VESTÍGIOS DE FENÍCIOS NOS AÇORES? O QUE DIZEM OS ARQUEÓLOGOS

Categoria: Destaque Principal
Criado em 12-12-2017
Escrito por com João Paz
A 10 de Dezembro, a convite do Correio dos Açores, e com o apoio da Junta de Freguesia de Nossa Senhora dos Remédios, uma equipa multidisciplinar fez uma visita a uma propriedade privada da Ribeira dos Bispos, onde, alegadamente, e conforme noticiado pela página “Olhar Povoacense”, se encontrou, na opinião de quem surge no vídeo, “uma necrópole púnico-fenícia” com “1000 anos”.

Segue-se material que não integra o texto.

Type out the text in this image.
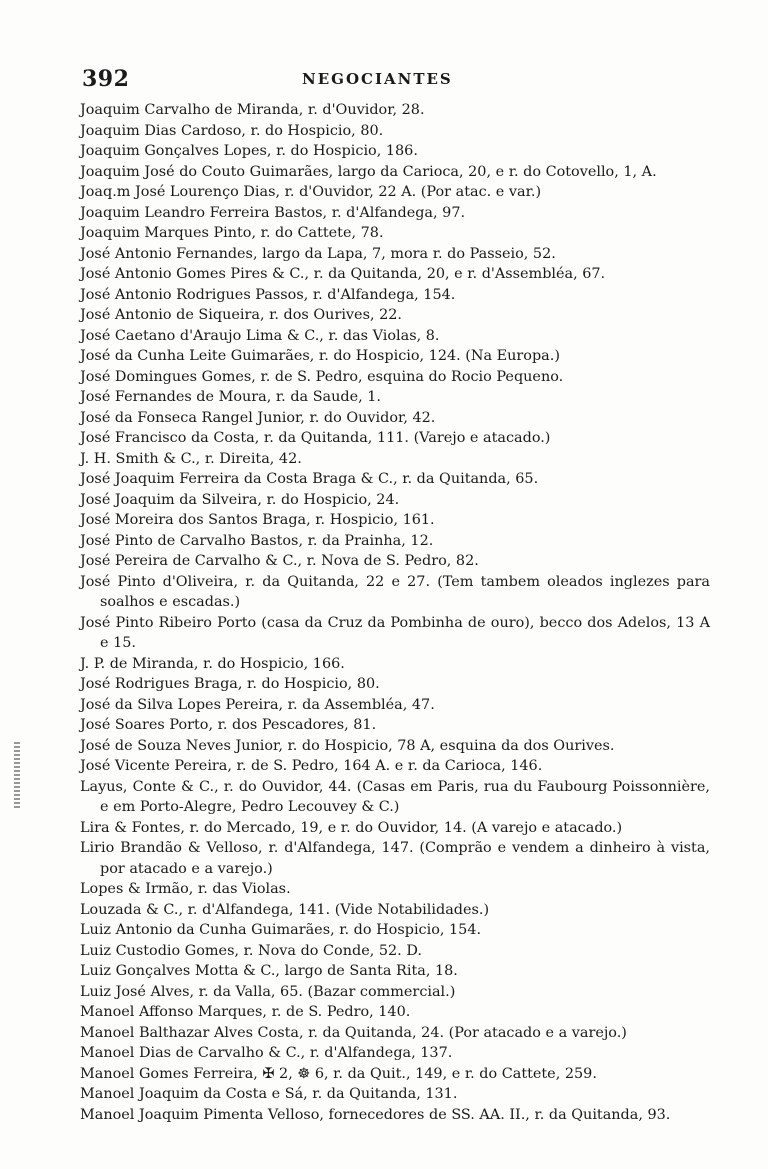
392	NEGOCIANTES
Joaquim Carvalho de Miranda, r. d'Ouvidor, 28.
Joaquim Dias Cardoso, r. do Hospicio, 80.
Joaquim Gonçalves Lopes, r. do Hospicio, 186.
Joaquim José do Couto Guimarães, largo da Carioca, 20, e r. do Cotovello, 1, A.
Joaq.m José Lourenço Dias, r. d'Ouvidor, 22 A. (Por atac. e var.)
Joaquim Leandro Ferreira Bastos, r. d'Alfandega, 97.
Joaquim Marques Pinto, r. do Cattete, 78.
José Antonio Fernandes, largo da Lapa, 7, mora r. do Passeio, 52.
José Antonio Gomes Pires & C., r. da Quitanda, 20, e r. d'Assembléa, 67.
José Antonio Rodrigues Passos, r. d'Alfandega, 154.
José Antonio de Siqueira, r. dos Ourives, 22.
José Caetano d'Araujo Lima & C., r. das Violas, 8.
José da Cunha Leite Guimarães, r. do Hospicio, 124. (Na Europa.)
José Domingues Gomes, r. de S. Pedro, esquina do Rocio Pequeno.
José Fernandes de Moura, r. da Saude, 1.
José da Fonseca Rangel Junior, r. do Ouvidor, 42.
José Francisco da Costa, r. da Quitanda, 111. (Varejo e atacado.)
J. H. Smith & C., r. Direita, 42.
José Joaquim Ferreira da Costa Braga & C., r. da Quitanda, 65.
José Joaquim da Silveira, r. do Hospicio, 24.
José Moreira dos Santos Braga, r. Hospicio, 161.
José Pinto de Carvalho Bastos, r. da Prainha, 12.
José Pereira de Carvalho & C., r. Nova de S. Pedro, 82.
José Pinto d'Oliveira, r. da Quitanda, 22 e 27. (Tem tambem oleados inglezes para soalhos e escadas.)
José Pinto Ribeiro Porto (casa da Cruz da Pombinha de ouro), becco dos Adelos, 13 A e 15.
J. P. de Miranda, r. do Hospicio, 166.
José Rodrigues Braga, r. do Hospicio, 80.
José da Silva Lopes Pereira, r. da Assembléa, 47.
José Soares Porto, r. dos Pescadores, 81.
José de Souza Neves Junior, r. do Hospicio, 78 A, esquina da dos Ourives.
José Vicente Pereira, r. de S. Pedro, 164 A. e r. da Carioca, 146.
Layus, Conte & C., r. do Ouvidor, 44. (Casas em Paris, rua du Faubourg Poissonnière, e em Porto-Alegre, Pedro Lecouvey & C.)
Lira & Fontes, r. do Mercado, 19, e r. do Ouvidor, 14. (A varejo e atacado.)
Lirio Brandão & Velloso, r. d'Alfandega, 147. (Comprão e vendem a dinheiro à vista, por atacado e a varejo.)
Lopes & Irmão, r. das Violas.
Louzada & C., r. d'Alfandega, 141. (Vide Notabilidades.)
Luiz Antonio da Cunha Guimarães, r. do Hospicio, 154.
Luiz Custodio Gomes, r. Nova do Conde, 52. D.
Luiz Gonçalves Motta & C., largo de Santa Rita, 18.
Luiz José Alves, r. da Valla, 65. (Bazar commercial.)
Manoel Affonso Marques, r. de S. Pedro, 140.
Manoel Balthazar Alves Costa, r. da Quitanda, 24. (Por atacado e a varejo.)
Manoel Dias de Carvalho & C., r. d'Alfandega, 137.
Manoel Gomes Ferreira, ✠ 2, ☸ 6, r. da Quit., 149, e r. do Cattete, 259.
Manoel Joaquim da Costa e Sá, r. da Quitanda, 131.
Manoel Joaquim Pimenta Velloso, fornecedores de SS. AA. II., r. da Quitanda, 93.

Segundo a mesma fonte, a estrutura terá servido para “guardar cinzas dos corpos cremados” de povos que teriam estado nos Açores antes da chegada dos portugueses.

A RTP Açores noticiou o alegado achado, no telejornal de 9 de Dezembro, em entrevista a Félix Rodrigues, doutorado em Ciências do Ambiente – Poluição (conforme consta no currículo público do próprio, na plataforma DeGóis). 

Apesar de não ter habilitações académicas nas áreas de Arqueologia, História, Antropologia ou Património, surge frequentemente identificado como ‘investigador do passado histórico açoriano. Tendo em conta a polémica e contestação geradas, o Correio dos Açores optou por consultar a opinião de licenciados e mestres nas referidas áreas, de várias universidades portuguesas.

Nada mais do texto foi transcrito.